Jonathan Ellis on AppEngine: Meh
Jonathan Ellis writes something suspiciously similar to what I think I would write about App Engine (but he actually went through the trouble of developing with it):
Having been eyeball deep in App Engine for a while, I've reluctantly concluded that I don't like it. I want to like it, since it's a great poster child for Python. And there are some bright spots, like the dirt-simple integration with google accounts. But it's so very very primitive in so many ways. Not just the missing features, or the "you can use any web framework you like, as long as it's django" attitude, but primarily a lot of the existing API is just so very primitive.
I can't get past the fact that there's no SQL. I know why there's no SQL, (Brewer's Conjecture etc) and I have some experience with it. I've been doing years of mostly-simple mashup stuff with quickbase, which is a similar PaaS-backing non-relational data store. It has it's place, but it's hard to imagine really cranking out something complicated with it. When I do code reviews for clients, the biggest improvements come from transforming procedural cursor logic back into set-oriented db-logic, and AppEngine wants you to go the opposite direction. Sigh.
Looking at the bigger picture, I'm trying to figure out what the drivers for PaaS adoption will be, especially in the case where the flavor of PaaS requires retiring your db muscles. Is giving the ability for developers (or non-developers) to clone and enhance code without sweating enough? Maybe there's a non-trivial demand for this (suggested by IBM's Project Zero, or stretching it a bit, MS-Sharepoint), but it seems like a long-term bet.

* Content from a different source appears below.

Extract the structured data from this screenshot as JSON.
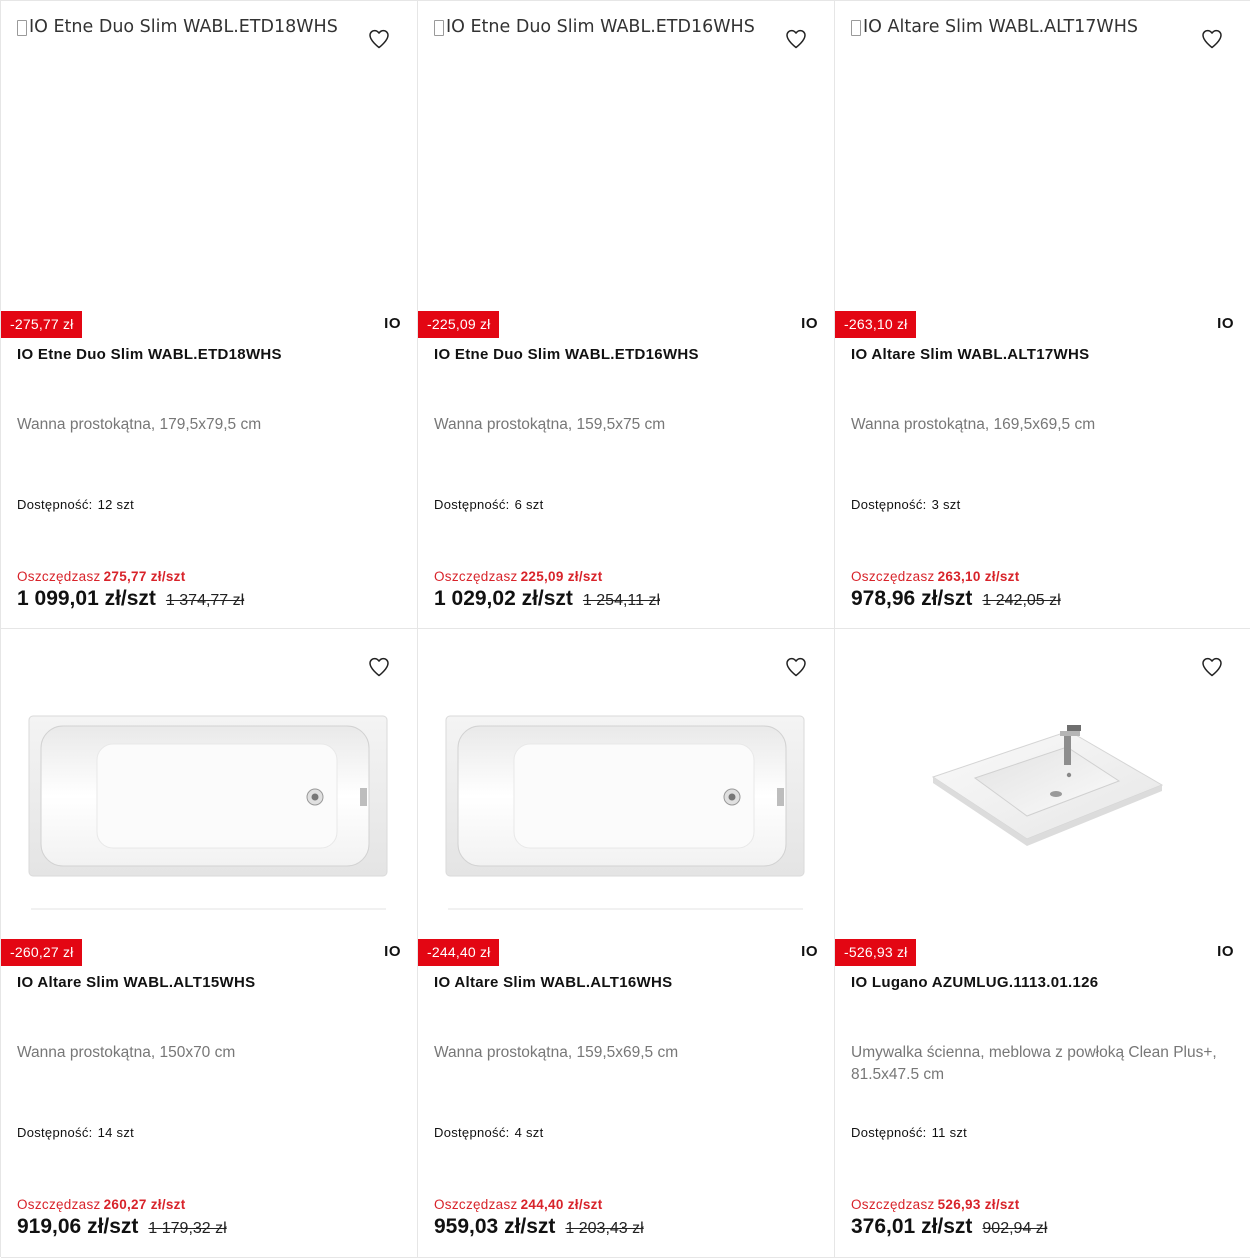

Aside: a cool App Engine project is Ben Adida's open source, cryptographically secure, online voting project Helios. You can conduct auditable elections and make sure they election-holders counted your vote the way you wanted. The auditing can be done by you personally, or a group that you trust. This all happens while hiding the actual candidate or choice you voted for, so you can't be coerced or sell it. Go Ben! The world needs Helios (but I'd be happy to start with just Florida).